Character actress Edna May Oliver played many a strong-willed matriarch in her career. Here she is as Mrs. McKlennar in Drums Along the Mohawk (1939).
Edna May Oliver delighted audiences throughout the 1930s and 1940s with her witty portrayals of independent women in literary adaptations, murder mysteries, and even Westerns. The New York Times critic Frank S. Nugent summed up her appeal in three words: "She is grand."
Oliver was born Edna May Nutter on Nov. 9, 1883, in Malden, Mass., to Charles Edward and Ida May Nutter. Oliver came from a distinguished New England family. It's widely reported that she was a descendant of U.S. President John Quincy Adams, but that was probably the invention of an over-eager studio publicist. Oliver is listed as a descendant of Adams in her New York Times obituary, but I could find no evidence of this in the Adams' family genealogy. Both the Nutters and Mays are old New England families, so there are probably ties with the Adams family just not as close as reported.
Oliver was a versatile actress and she played a wide variety of roles on Broadway, including tragic roles in Ice Bound and The Master, although Oliver was best known as a comedienne. In fact, Oliver always said that her distinctive looks made comedy her only option.

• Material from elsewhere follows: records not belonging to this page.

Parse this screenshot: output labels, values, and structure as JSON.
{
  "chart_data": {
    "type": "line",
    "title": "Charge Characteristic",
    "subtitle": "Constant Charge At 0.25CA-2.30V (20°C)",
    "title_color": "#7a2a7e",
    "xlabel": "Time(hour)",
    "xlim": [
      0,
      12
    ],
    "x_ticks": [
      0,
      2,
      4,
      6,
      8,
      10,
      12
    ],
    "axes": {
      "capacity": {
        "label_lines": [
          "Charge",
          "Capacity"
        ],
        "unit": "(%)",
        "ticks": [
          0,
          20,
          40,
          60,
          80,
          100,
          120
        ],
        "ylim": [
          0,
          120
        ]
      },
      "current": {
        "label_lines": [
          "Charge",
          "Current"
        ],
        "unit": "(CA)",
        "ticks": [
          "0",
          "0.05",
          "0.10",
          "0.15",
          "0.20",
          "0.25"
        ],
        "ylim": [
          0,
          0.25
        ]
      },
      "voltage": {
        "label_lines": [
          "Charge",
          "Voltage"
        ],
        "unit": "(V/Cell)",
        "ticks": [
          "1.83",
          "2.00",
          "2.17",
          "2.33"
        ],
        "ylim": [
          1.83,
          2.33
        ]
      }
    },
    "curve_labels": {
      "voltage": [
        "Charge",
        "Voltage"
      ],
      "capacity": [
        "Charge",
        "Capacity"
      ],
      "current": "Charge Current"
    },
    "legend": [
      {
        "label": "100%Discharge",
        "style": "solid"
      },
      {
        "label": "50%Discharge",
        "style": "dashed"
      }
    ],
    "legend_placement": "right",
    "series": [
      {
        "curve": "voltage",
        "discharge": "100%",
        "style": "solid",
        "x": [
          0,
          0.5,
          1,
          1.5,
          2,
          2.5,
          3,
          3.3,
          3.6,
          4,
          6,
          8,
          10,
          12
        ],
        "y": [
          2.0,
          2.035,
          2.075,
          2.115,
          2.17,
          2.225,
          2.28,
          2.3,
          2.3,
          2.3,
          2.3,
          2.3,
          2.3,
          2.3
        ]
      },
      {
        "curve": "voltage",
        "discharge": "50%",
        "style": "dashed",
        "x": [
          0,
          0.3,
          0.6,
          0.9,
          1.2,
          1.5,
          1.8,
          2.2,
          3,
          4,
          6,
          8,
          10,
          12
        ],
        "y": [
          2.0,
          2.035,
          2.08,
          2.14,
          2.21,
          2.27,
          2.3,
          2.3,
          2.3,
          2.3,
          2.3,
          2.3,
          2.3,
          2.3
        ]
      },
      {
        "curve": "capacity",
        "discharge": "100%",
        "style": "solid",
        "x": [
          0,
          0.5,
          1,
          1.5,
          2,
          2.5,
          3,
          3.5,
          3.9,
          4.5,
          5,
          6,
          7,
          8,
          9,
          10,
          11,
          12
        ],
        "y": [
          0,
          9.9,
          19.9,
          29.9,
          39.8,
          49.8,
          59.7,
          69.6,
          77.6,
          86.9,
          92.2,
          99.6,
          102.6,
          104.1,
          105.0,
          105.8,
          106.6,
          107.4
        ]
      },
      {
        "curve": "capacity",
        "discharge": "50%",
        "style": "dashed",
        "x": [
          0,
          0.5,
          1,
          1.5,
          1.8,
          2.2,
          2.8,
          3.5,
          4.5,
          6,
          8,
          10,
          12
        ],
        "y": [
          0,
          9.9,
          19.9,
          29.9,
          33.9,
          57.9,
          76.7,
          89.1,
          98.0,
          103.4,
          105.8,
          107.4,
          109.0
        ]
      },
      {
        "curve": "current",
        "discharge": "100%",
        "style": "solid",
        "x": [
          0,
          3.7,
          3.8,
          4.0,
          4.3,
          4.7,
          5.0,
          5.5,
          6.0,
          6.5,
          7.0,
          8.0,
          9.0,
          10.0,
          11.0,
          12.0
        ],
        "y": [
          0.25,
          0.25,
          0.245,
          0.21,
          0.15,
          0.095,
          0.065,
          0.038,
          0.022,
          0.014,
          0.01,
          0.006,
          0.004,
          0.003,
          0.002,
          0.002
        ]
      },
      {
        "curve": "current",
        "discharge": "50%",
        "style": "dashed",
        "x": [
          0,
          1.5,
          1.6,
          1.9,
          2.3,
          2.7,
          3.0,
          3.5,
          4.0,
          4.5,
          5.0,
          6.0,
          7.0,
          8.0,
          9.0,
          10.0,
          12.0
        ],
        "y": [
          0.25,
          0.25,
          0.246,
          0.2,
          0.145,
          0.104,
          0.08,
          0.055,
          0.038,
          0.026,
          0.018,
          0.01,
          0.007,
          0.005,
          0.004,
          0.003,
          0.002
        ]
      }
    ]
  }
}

She often joked that "with a horse's face, what more can I play?"
Oliver created the role of Parthy Ann Hawks in the original production of Show Boat, which gained her the attention of Hollywood talent scouts. Oliver was one of RKO Pictures most reliable players in the early sound era, appearing in classics like Cimarron (1931) and Little Women (1933), but she was most beloved for appearing as spinster sleuth Hildegarde Withers in three murder mysteries: Penguin Pool Murder (1932), Murder on a Blackboard (1934), and Murder on a Honeymoon (1935).
Oliver moved to MGM in 1935 and producer David O. Selznick cast her in two Charles Dickens' adaptations: She played Aunt Betsey Trotwood in David Copperfield (1935), and Miss Pross in A Tale of Two Cities (1935). Oliver's favorite role during this time period was playing the Nurse in Romeo and Juliet (1936). Her work received a rave review from Times critic Nugent. He wrote, "Edna May Oliver, the very nurse of the bard's imagination; droll, wise, impish in her humor, and such a practical romanticist at that. She is grand."
|Edna May Oliver, Frank Morgan, and Florence Rice in Paradise for Three (1938)|
|Edna May Oliver played amateur sleuth Hildegarde Withers in three films.|
|Anna Neagle and Edna May Oliver in Nurse Edith Cavell (1939).|
|Irene Dunne and Edna May Oliver in Cimarron (1931).|
Oliver had a particularly good year in 1939. She received a Best Supporting Actress Oscar nomination for playing the strong-willed Mrs. McKlennar in John Ford's Revolutionary War drama, Drums Along the Mohawk ,and she also had memorable turns in Fred Astaire and Ginger Rogers last RKO feature, The Story of Vernon and Irene Castle, and the World War I drama, Nurse Edith Cavell.
Oliver retired in 1942 after taking on two of her most famous roles. She played Lady Catherine de Bourgh, the domineering aunt of Mr. Darcy (Laurence Olivier), in Pride and Prejudice (1940). The clip above features Lady Catherine in a confrontation with Elizabeth Bennet (Greer Garson) over Darcy's future. Oliver's final role was as the grandmother of a spoiled Boston socialite (Merle Oberon) in Lydia (1941). Oliver died on her 59th birthday, Nov, 9, 1942, in Los Angeles after suffering from an intestinal ailment for about a year. Her ashes were scattered at her family home in Malden.